My fingers trembled as I took the box from him, feeling the weight of it, the significance of whatever was inside. I opened it slowly, and the world seemed to narrow down to just this—the small silver ring nestled in the box, delicate and perfect, with a pink bow on top and a tiny crystal glinting at its center where a diamond might be. It was beautiful in its simplicity, sweet without being childish, the kind of thing that was unmistakably, undeniably meant for me.

"Kieran..." I couldn't get any other words out. My throat had closed up completely, and I could feel tears starting to blur my vision.

"It's not real," he said quickly, the words tumbling out in a rush like he needed to get them all out before he lost his nerve. "The stone, I mean. It's cubic zirconia, not a diamond. I know you probably have real jewelry, expensive stuff, and this is just—" He stopped, his jaw clenching in that way that meant he was fighting something back. "I've been saving from my shifts at The Happy Patty. It took me three months to afford even this. I know it's not much compared to what you're used to, but—"

I shook my head, unable to speak past the emotion choking me. Three months. He'd been thinking about this for three months, working those brutal shifts at that awful restaurant, saving every spare dollar, carrying this box around in his pocket like a secret he was too scared to share. The thought of him walking past jewelry stores, going in to look, counting out his carefully saved bills to buy something for me—it broke something open inside my chest that I hadn't known was locked.

"I don't care if it's expensive," I finally managed, my voice breaking on every word. "I love it. I love it so much."

"Yeah?" His voice was so quiet, so uncertain, like he still couldn't quite believe I meant it.

"Yeah." I looked up at him, not bothering to wipe away the tears that were definitely falling now. "Put it on me?"

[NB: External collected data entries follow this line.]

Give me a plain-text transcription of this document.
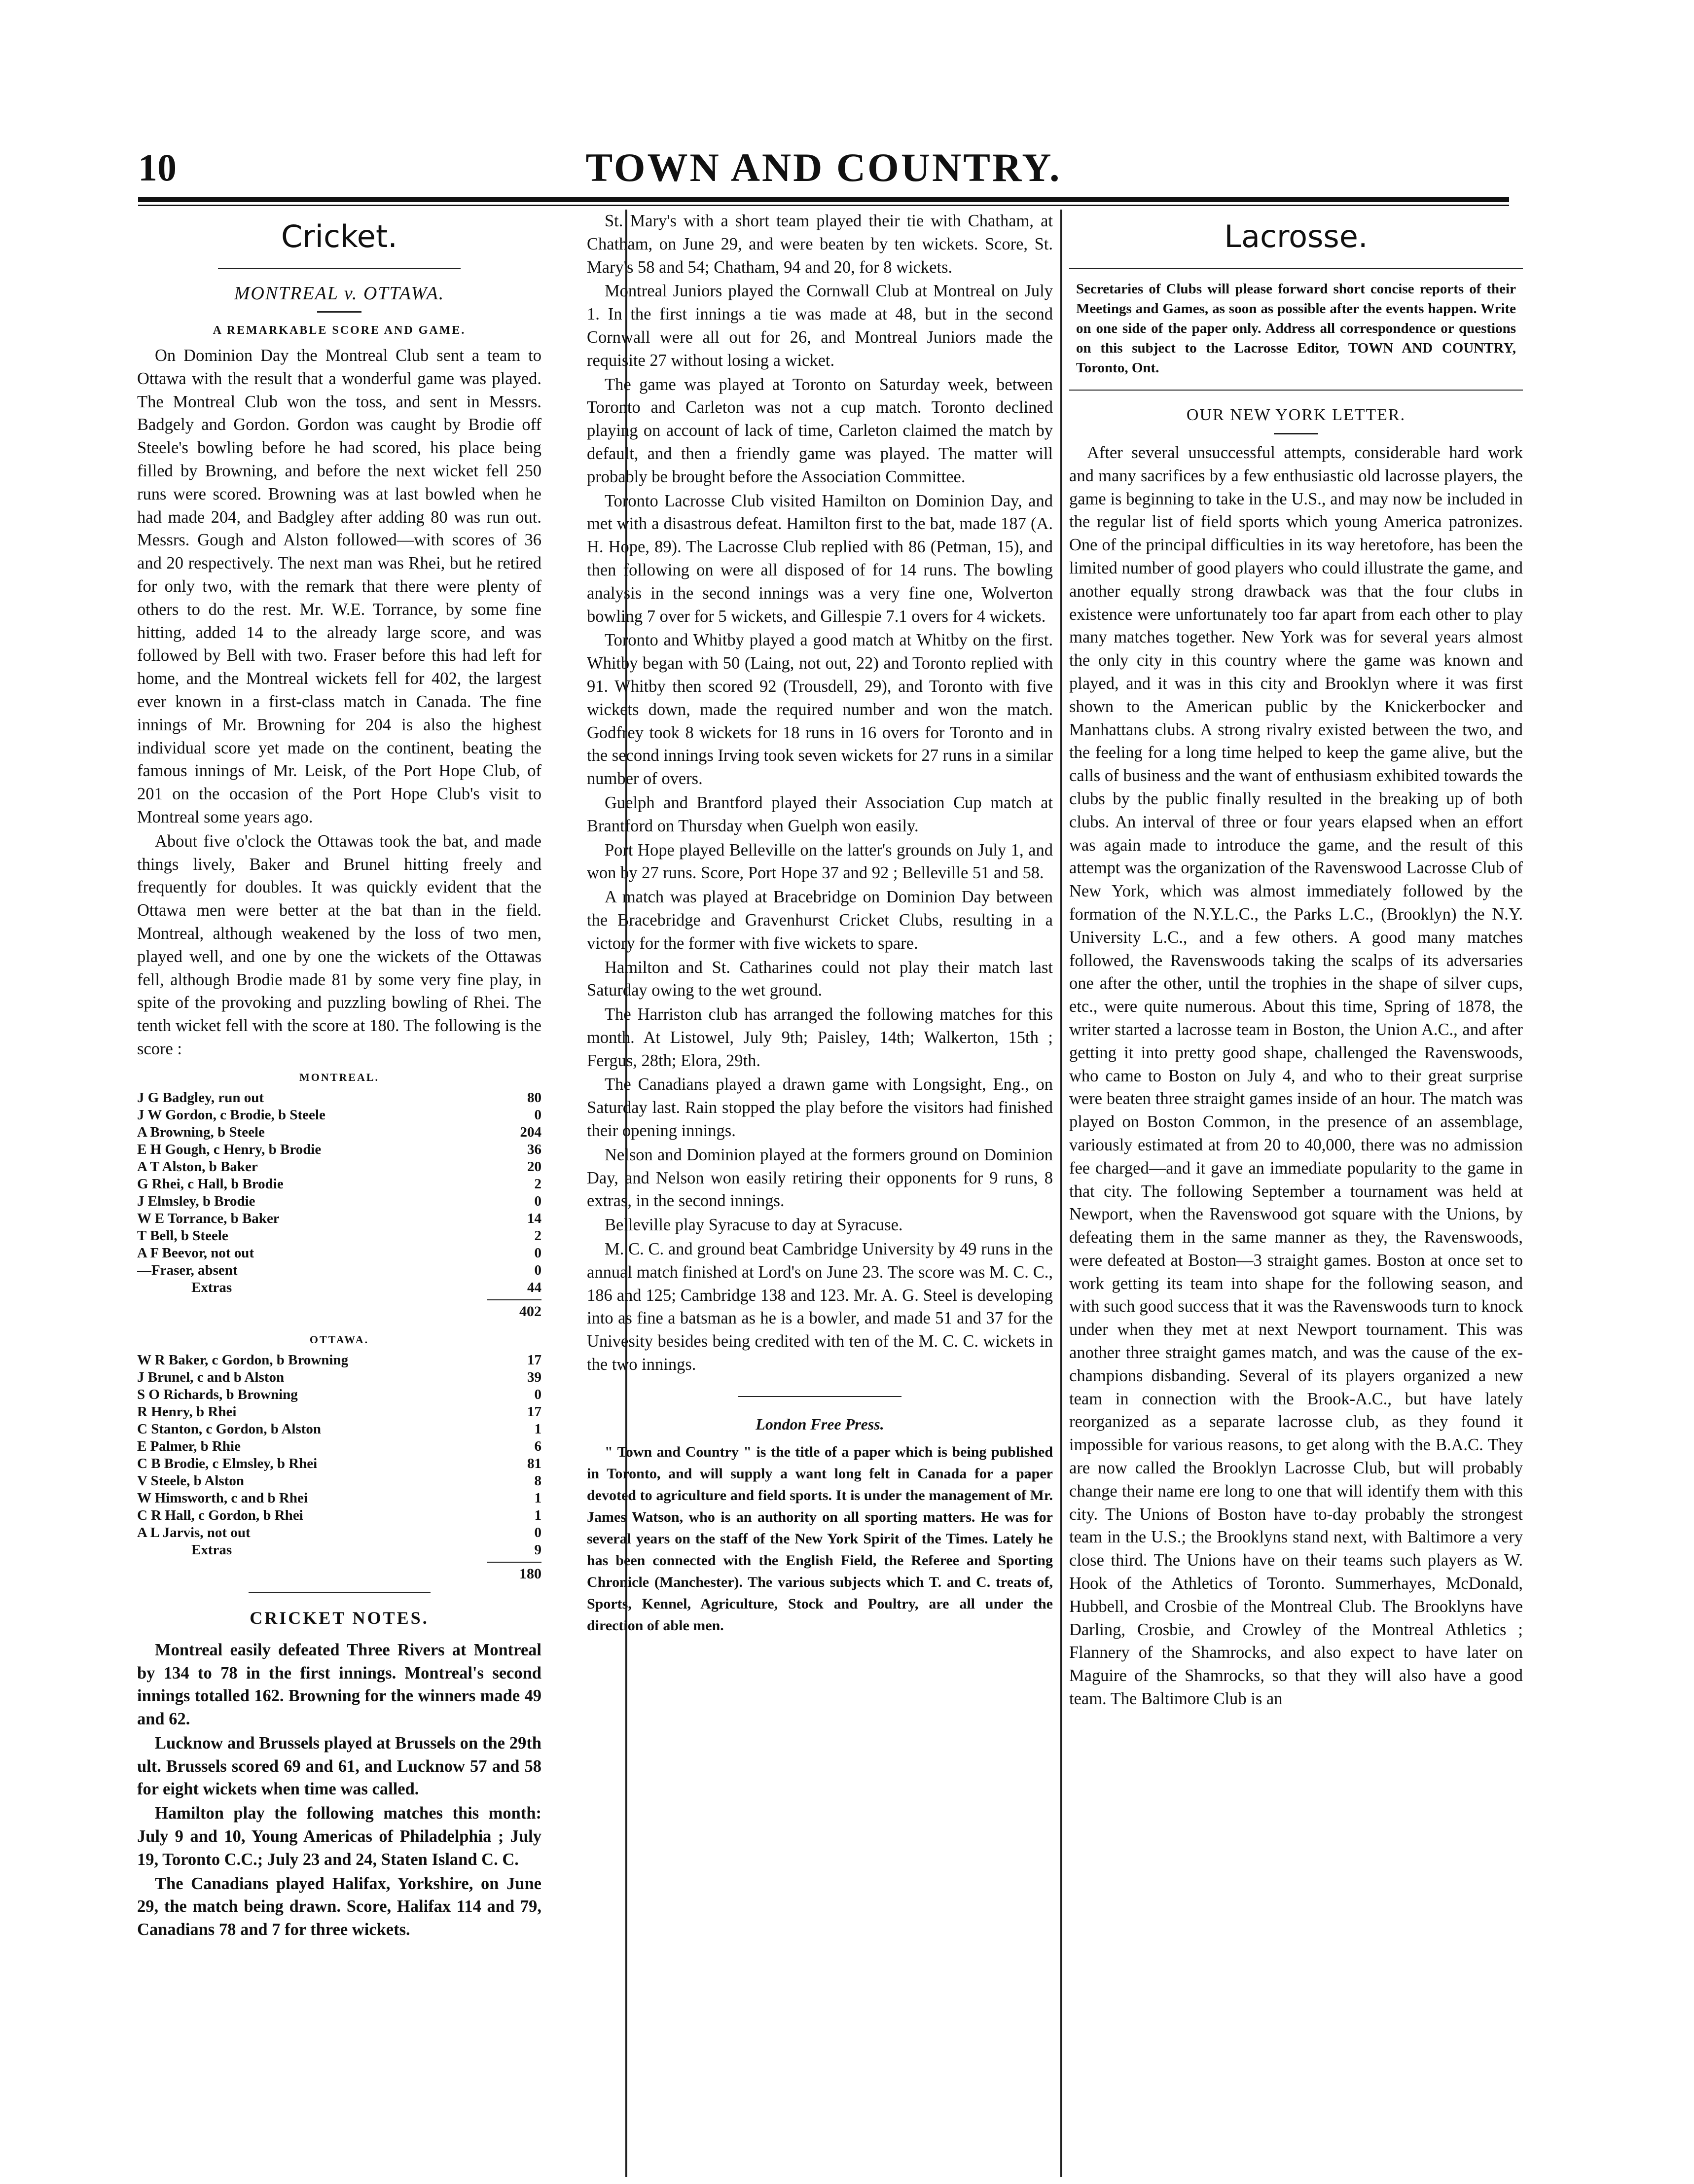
10	TOWN AND COUNTRY.
Cricket.
MONTREAL v. OTTAWA.
A REMARKABLE SCORE AND GAME.

On Dominion Day the Montreal Club sent a team to Ottawa with the result that a wonderful game was played. The Montreal Club won the toss, and sent in Messrs. Badgely and Gordon. Gordon was caught by Brodie off Steele's bowling before he had scored, his place being filled by Browning, and before the next wicket fell 250 runs were scored. Browning was at last bowled when he had made 204, and Badgley after adding 80 was run out. Messrs. Gough and Alston followed—with scores of 36 and 20 respectively. The next man was Rhei, but he retired for only two, with the remark that there were plenty of others to do the rest. Mr. W.E. Torrance, by some fine hitting, added 14 to the already large score, and was followed by Bell with two. Fraser before this had left for home, and the Montreal wickets fell for 402, the largest ever known in a first-class match in Canada. The fine innings of Mr. Browning for 204 is also the highest individual score yet made on the continent, beating the famous innings of Mr. Leisk, of the Port Hope Club, of 201 on the occasion of the Port Hope Club's visit to Montreal some years ago.

About five o'clock the Ottawas took the bat, and made things lively, Baker and Brunel hitting freely and frequently for doubles. It was quickly evident that the Ottawa men were better at the bat than in the field. Montreal, although weakened by the loss of two men, played well, and one by one the wickets of the Ottawas fell, although Brodie made 81 by some very fine play, in spite of the provoking and puzzling bowling of Rhei. The tenth wicket fell with the score at 180. The following is the score :

MONTREAL.
J G Badgley, run out	80
J W Gordon, c Brodie, b Steele	0
A Browning, b Steele	204
E H Gough, c Henry, b Brodie	36
A T Alston, b Baker	20
G Rhei, c Hall, b Brodie	2
J Elmsley, b Brodie	0
W E Torrance, b Baker	14
T Bell, b Steele	2
A F Beevor, not out	0
—Fraser, absent	0
Extras	44
402
OTTAWA.
W R Baker, c Gordon, b Browning	17
J Brunel, c and b Alston	39
S O Richards, b Browning	0
R Henry, b Rhei	17
C Stanton, c Gordon, b Alston	1
E Palmer, b Rhie	6
C B Brodie, c Elmsley, b Rhei	81
V Steele, b Alston	8
W Himsworth, c and b Rhei	1
C R Hall, c Gordon, b Rhei	1
A L Jarvis, not out	0
Extras	9
180
CRICKET NOTES.

Montreal easily defeated Three Rivers at Montreal by 134 to 78 in the first innings. Montreal's second innings totalled 162. Browning for the winners made 49 and 62.

Lucknow and Brussels played at Brussels on the 29th ult. Brussels scored 69 and 61, and Lucknow 57 and 58 for eight wickets when time was called.

Hamilton play the following matches this month: July 9 and 10, Young Americas of Philadelphia ; July 19, Toronto C.C.; July 23 and 24, Staten Island C. C.

The Canadians played Halifax, Yorkshire, on June 29, the match being drawn. Score, Halifax 114 and 79, Canadians 78 and 7 for three wickets.

St. Mary's with a short team played their tie with Chatham, at Chatham, on June 29, and were beaten by ten wickets. Score, St. Mary's 58 and 54; Chatham, 94 and 20, for 8 wickets.

Montreal Juniors played the Cornwall Club at Montreal on July 1. In the first innings a tie was made at 48, but in the second Cornwall were all out for 26, and Montreal Juniors made the requisite 27 without losing a wicket.

The game was played at Toronto on Saturday week, between Toronto and Carleton was not a cup match. Toronto declined playing on account of lack of time, Carleton claimed the match by default, and then a friendly game was played. The matter will probably be brought before the Association Committee.

Toronto Lacrosse Club visited Hamilton on Dominion Day, and met with a disastrous defeat. Hamilton first to the bat, made 187 (A. H. Hope, 89). The Lacrosse Club replied with 86 (Petman, 15), and then following on were all disposed of for 14 runs. The bowling analysis in the second innings was a very fine one, Wolverton bowling 7 over for 5 wickets, and Gillespie 7.1 overs for 4 wickets.

Toronto and Whitby played a good match at Whitby on the first. Whitby began with 50 (Laing, not out, 22) and Toronto replied with 91. Whitby then scored 92 (Trousdell, 29), and Toronto with five wickets down, made the required number and won the match. Godfrey took 8 wickets for 18 runs in 16 overs for Toronto and in the second innings Irving took seven wickets for 27 runs in a similar number of overs.

Guelph and Brantford played their Association Cup match at Brantford on Thursday when Guelph won easily.

Port Hope played Belleville on the latter's grounds on July 1, and won by 27 runs. Score, Port Hope 37 and 92 ; Belleville 51 and 58.

A match was played at Bracebridge on Dominion Day between the Bracebridge and Gravenhurst Cricket Clubs, resulting in a victory for the former with five wickets to spare.

Hamilton and St. Catharines could not play their match last Saturday owing to the wet ground.

The Harriston club has arranged the following matches for this month. At Listowel, July 9th; Paisley, 14th; Walkerton, 15th ; Fergus, 28th; Elora, 29th.

The Canadians played a drawn game with Longsight, Eng., on Saturday last. Rain stopped the play before the visitors had finished their opening innings.

Nelson and Dominion played at the formers ground on Dominion Day, and Nelson won easily retiring their opponents for 9 runs, 8 extras, in the second innings.

Belleville play Syracuse to day at Syracuse.

M. C. C. and ground beat Cambridge University by 49 runs in the annual match finished at Lord's on June 23. The score was M. C. C., 186 and 125; Cambridge 138 and 123. Mr. A. G. Steel is developing into as fine a batsman as he is a bowler, and made 51 and 37 for the Univesity besides being credited with ten of the M. C. C. wickets in the two innings.

London Free Press.

" Town and Country " is the title of a paper which is being published in Toronto, and will supply a want long felt in Canada for a paper devoted to agriculture and field sports. It is under the management of Mr. James Watson, who is an authority on all sporting matters. He was for several years on the staff of the New York Spirit of the Times. Lately he has been connected with the English Field, the Referee and Sporting Chronicle (Manchester). The various subjects which T. and C. treats of, Sports, Kennel, Agriculture, Stock and Poultry, are all under the direction of able men.

Lacrosse.
Secretaries of Clubs will please forward short concise reports of their Meetings and Games, as soon as possible after the events happen. Write on one side of the paper only. Address all correspondence or questions on this subject to the Lacrosse Editor, TOWN AND COUNTRY, Toronto, Ont.
OUR NEW YORK LETTER.

After several unsuccessful attempts, considerable hard work and many sacrifices by a few enthusiastic old lacrosse players, the game is beginning to take in the U.S., and may now be included in the regular list of field sports which young America patronizes. One of the principal difficulties in its way heretofore, has been the limited number of good players who could illustrate the game, and another equally strong drawback was that the four clubs in existence were unfortunately too far apart from each other to play many matches together. New York was for several years almost the only city in this country where the game was known and played, and it was in this city and Brooklyn where it was first shown to the American public by the Knickerbocker and Manhattans clubs. A strong rivalry existed between the two, and the feeling for a long time helped to keep the game alive, but the calls of business and the want of enthusiasm exhibited towards the clubs by the public finally resulted in the breaking up of both clubs. An interval of three or four years elapsed when an effort was again made to introduce the game, and the result of this attempt was the organization of the Ravenswood Lacrosse Club of New York, which was almost immediately followed by the formation of the N.Y.L.C., the Parks L.C., (Brooklyn) the N.Y. University L.C., and a few others. A good many matches followed, the Ravenswoods taking the scalps of its adversaries one after the other, until the trophies in the shape of silver cups, etc., were quite numerous. About this time, Spring of 1878, the writer started a lacrosse team in Boston, the Union A.C., and after getting it into pretty good shape, challenged the Ravenswoods, who came to Boston on July 4, and who to their great surprise were beaten three straight games inside of an hour. The match was played on Boston Common, in the presence of an assemblage, variously estimated at from 20 to 40,000, there was no admission fee charged—and it gave an immediate popularity to the game in that city. The following September a tournament was held at Newport, when the Ravenswood got square with the Unions, by defeating them in the same manner as they, the Ravenswoods, were defeated at Boston—3 straight games. Boston at once set to work getting its team into shape for the following season, and with such good success that it was the Ravenswoods turn to knock under when they met at next Newport tournament. This was another three straight games match, and was the cause of the ex-champions disbanding. Several of its players organized a new team in connection with the Brook-A.C., but have lately reorganized as a separate lacrosse club, as they found it impossible for various reasons, to get along with the B.A.C. They are now called the Brooklyn Lacrosse Club, but will probably change their name ere long to one that will identify them with this city. The Unions of Boston have to-day probably the strongest team in the U.S.; the Brooklyns stand next, with Baltimore a very close third. The Unions have on their teams such players as W. Hook of the Athletics of Toronto. Summerhayes, McDonald, Hubbell, and Crosbie of the Montreal Club. The Brooklyns have Darling, Crosbie, and Crowley of the Montreal Athletics ; Flannery of the Shamrocks, and also expect to have later on Maguire of the Shamrocks, so that they will also have a good team. The Baltimore Club is an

His left hand shook slightly as he took the ring from the box, and I held out my right hand, my own fingers trembling just as much. He slid the ring onto my finger slowly, carefully, like it was something sacred, something that mattered more than just a piece of metal and glass.

It fit perfectly.

"How did you know my size?" I asked, staring down at the ring, at the way the crystal caught the light filtering into the alley.

"I didn't." A hint of color rose in his cheeks, and he looked away, suddenly fascinated by the brick wall behind me. "I went back three times to exchange it. The lady at the jewelry counter probably thought I was crazy."

That image—Kieran going back again and again, too stubborn or too determined to give up, trying to get it exactly right for me—made something in my chest expand until I thought I might burst with it. I launched myself at him without thinking, wrapping my arms around his neck, and he caught me with his left arm, holding me against him like he was afraid I might disappear if he let go.

"Thank you," I whispered against his shoulder, breathing in the scent of him—laundry detergent and something clean and distinctly Kieran. "Thank you for not giving up on getting it right."

His left arm tightened around me, and I felt him press his face into my hair. "I'd go back a hundred times for you," he said quietly, so quietly I almost didn't hear it. "A thousand times. However many it took."

We stood there in that narrow alley, holding each other while the sounds of St. Jude's carried on around us, and I thought about all the questions I still needed to ask him—about where he'd been, what had happened, whether he was okay. But right now, with his arm around me and his ring on my finger and his heartbeat steady against my ear, those questions felt like they could wait just a little bit longer.

Because right now, for the first time since I'd woken up in this second chance at life, I felt like maybe—just maybe—I was exactly where I was supposed to be.